– Теперь ты играешь со мной, – упрекнула она.
– Нет, – запротестовал он, растянув губы в плотоядной ухмылке, – но я бы хотел поиграть с тобой. Это вещи разные.
– Мне не нравится, когда ты говоришь загадками, – проворчала она, – зная, что я ничего не понимаю.
Устремив взгляд на ее губы, Энтони увлажнил языком свои.
– Ты все поняла бы, если бы просто смирилась с неизбежным и забыла свое глупое требование.
– Терпеть не могу, когда со мной обращаются снисходительно, как с малым ребенком, – сухо обронила Кейт.
Его глаза гневно сверкнули.
– А я терпеть не могу, когда мне отказывают в моих правах, – парировал он ледяным тоном.
Кейт съежилась под его властным взглядом.
– Я ни в чем тебе не отказываю!
– Да неужели? – саркастически осведомился он.
– Я всего лишь прошу дать мне передышку. Совсем недолгую. Временную. Короткую, – уточнила она. – Неужели ты откажешь мне в такой скромной просьбе?
– По-моему, из нас двоих, – отчеканил он, – отказываешь ты, а не я.
Он был прав, черт его побери, и она понятия не имела, что еще сказать и как оправдаться. Конечно, у нее не было никаких оснований требовать отсрочки. Он действительно имел полное право перекинуть ее через плечо, утащить в постель и запереть в спальне на неделю, если ему взбредет в голову подобная идея.
А вот она вела себя глупо: узница собственных страхов и неуверенности, неуверенности, которую узнала впервые с тех пор, как встретила Энтони.
Всю свою жизнь она была той, кому предназначались второй взгляд, второе приветствие, второй поцелуй руки. И хотя по правилам этикета к ней полагалось обращаться первой, как к старшей сестре, красота Эдвины была настолько ошеломляющей, а чистая голубизна глаз такой поразительной, что люди просто забывались в ее присутствии.
Впрочем, Кейт и не расстраивалась.
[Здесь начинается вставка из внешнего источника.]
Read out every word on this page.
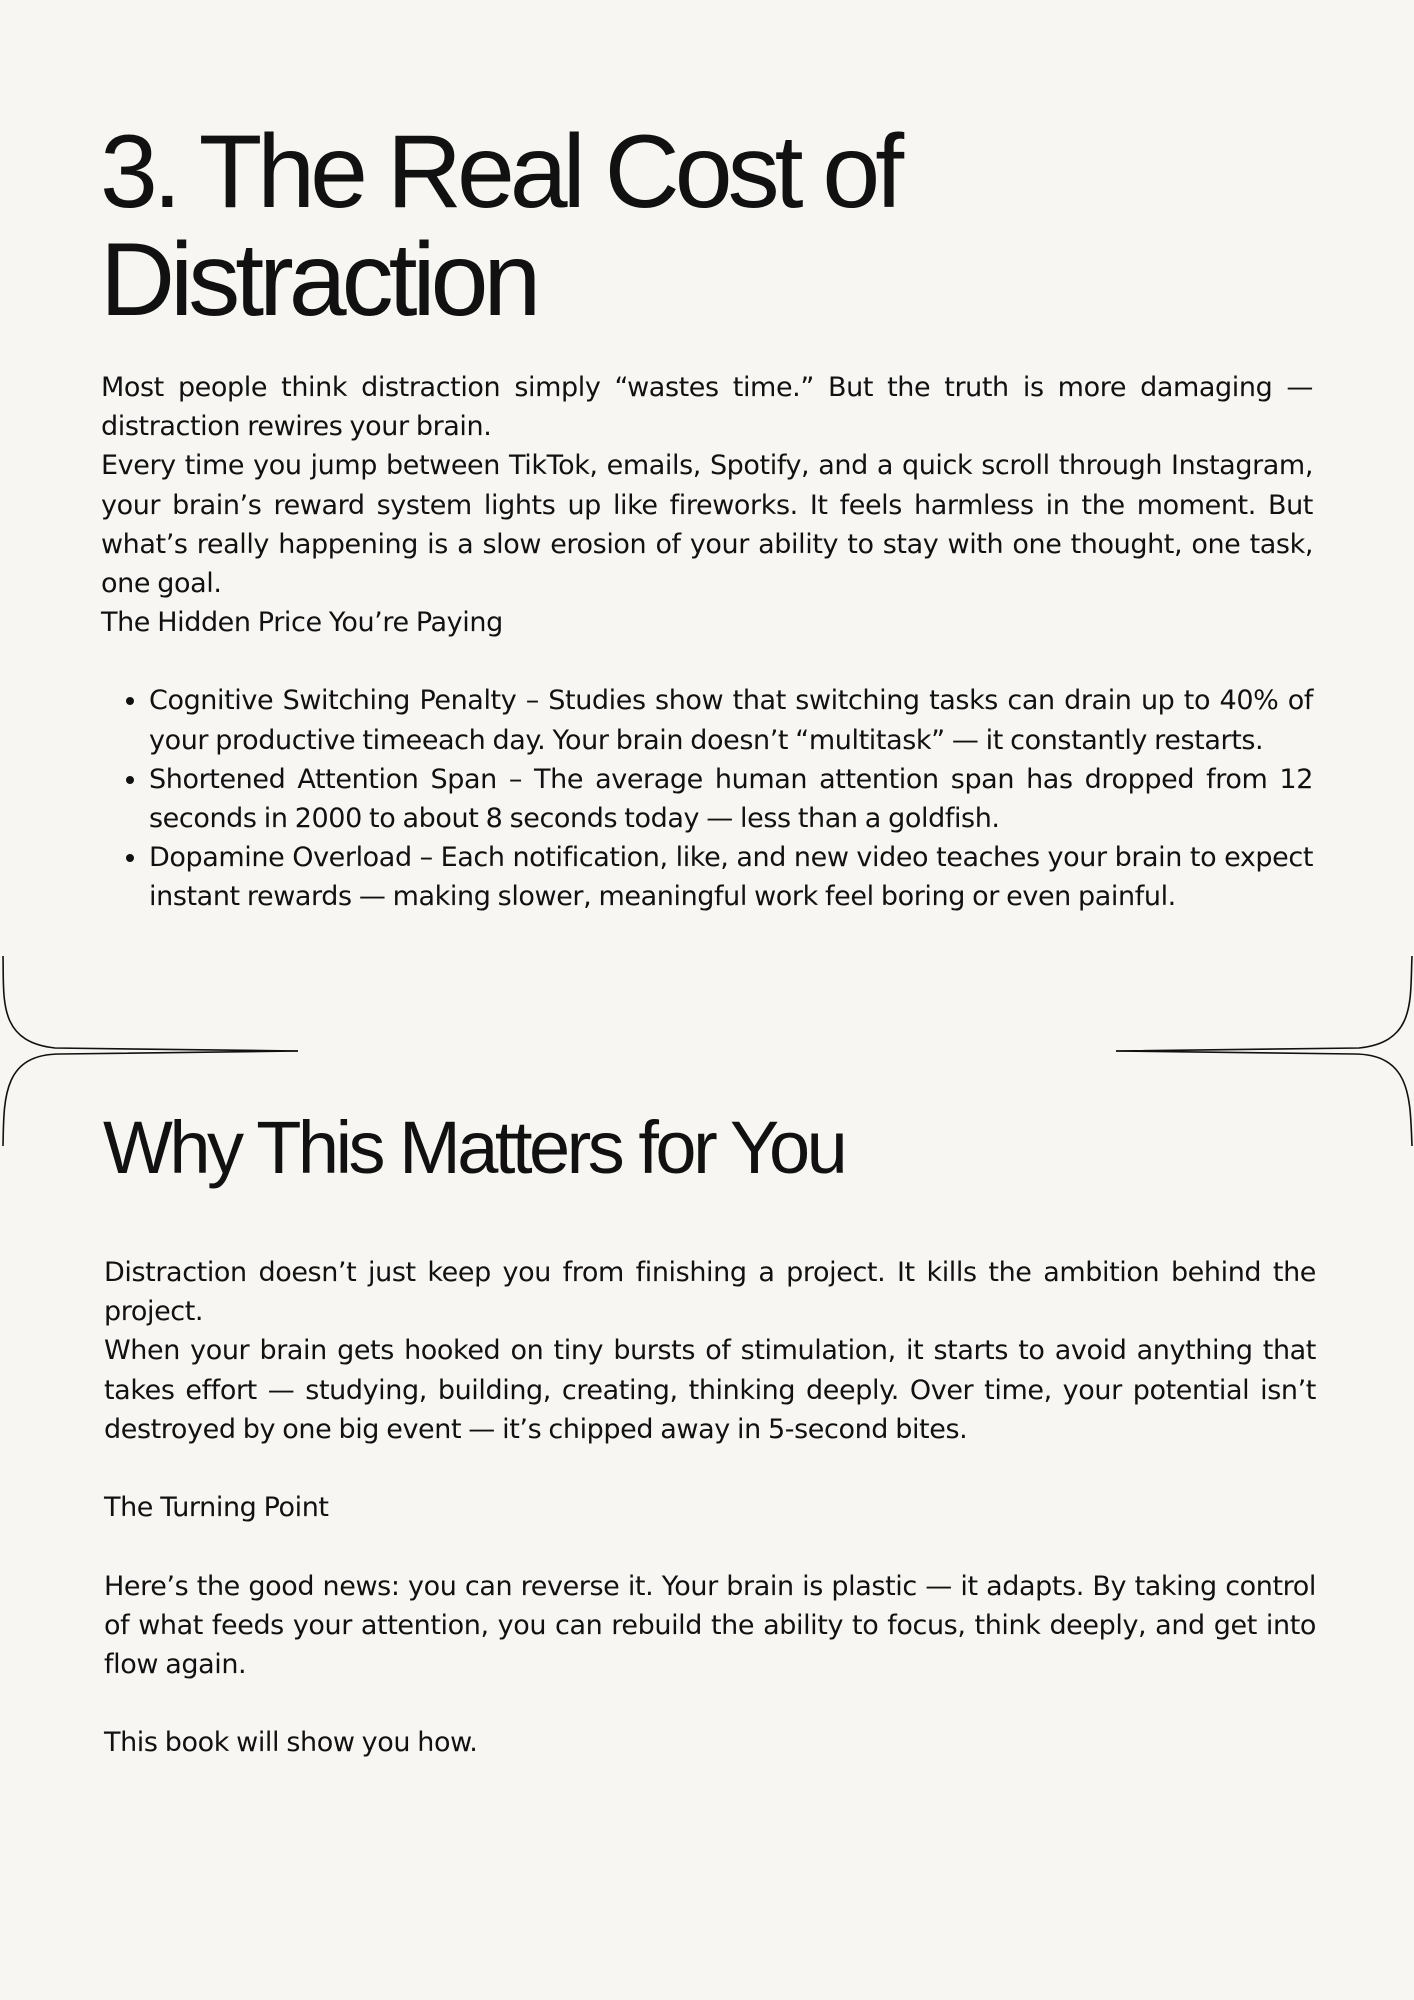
3. The Real Cost of
Distraction

Most people think distraction simply “wastes time.” But the truth is more damaging — distraction rewires your brain.

Every time you jump between TikTok, emails, Spotify, and a quick scroll through Instagram, your brain’s reward system lights up like fireworks. It feels harmless in the moment. But what’s really happening is a slow erosion of your ability to stay with one thought, one task, one goal.

The Hidden Price You’re Paying
• Cognitive Switching Penalty – Studies show that switching tasks can drain up to 40% of your productive timeeach day. Your brain doesn’t “multitask” — it constantly restarts.
• Shortened Attention Span – The average human attention span has dropped from 12 seconds in 2000 to about 8 seconds today — less than a goldfish.
• Dopamine Overload – Each notification, like, and new video teaches your brain to expect instant rewards — making slower, meaningful work feel boring or even painful.
Why This Matters for You

Distraction doesn’t just keep you from finishing a project. It kills the ambition behind the project.

When your brain gets hooked on tiny bursts of stimulation, it starts to avoid anything that takes effort — studying, building, creating, thinking deeply. Over time, your potential isn’t destroyed by one big event — it’s chipped away in 5-second bites.

The Turning Point

Here’s the good news: you can reverse it. Your brain is plastic — it adapts. By taking control of what feeds your attention, you can rebuild the ability to focus, think deeply, and get into flow again.

This book will show you how.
Будь Эдвина сварливой или избалованной, старшей сестре пришлось бы нелегко. Но Эдвина была так же добра, как и прекрасна. А большинство мужчин, с которыми знакомилась Кейт, казались такими глупыми и ничтожными, что она не расстраивалась, если они прежде всего замечали младшую сестру.
До этого момента.
Ей хотелось, чтобы глаза Энтони загорались, когда она, Кейт, входила в комнату. Хотела, чтобы он оглядывал собравшихся, пытаясь отыскать взглядом ее лицо. О нет, не нужно, чтобы он ее любил, – по крайней мере так твердила себе Кейт, – но она отчаянно мечтала быть первой в его привязанностях, первой в его желаниях. И в ней росло ужасное, кошмарное предчувствие, что это означает одно: она влюбляется в собственного мужа.
Влюбиться в мужа: кто бы мог подумать, что это окажется таким несчастьем?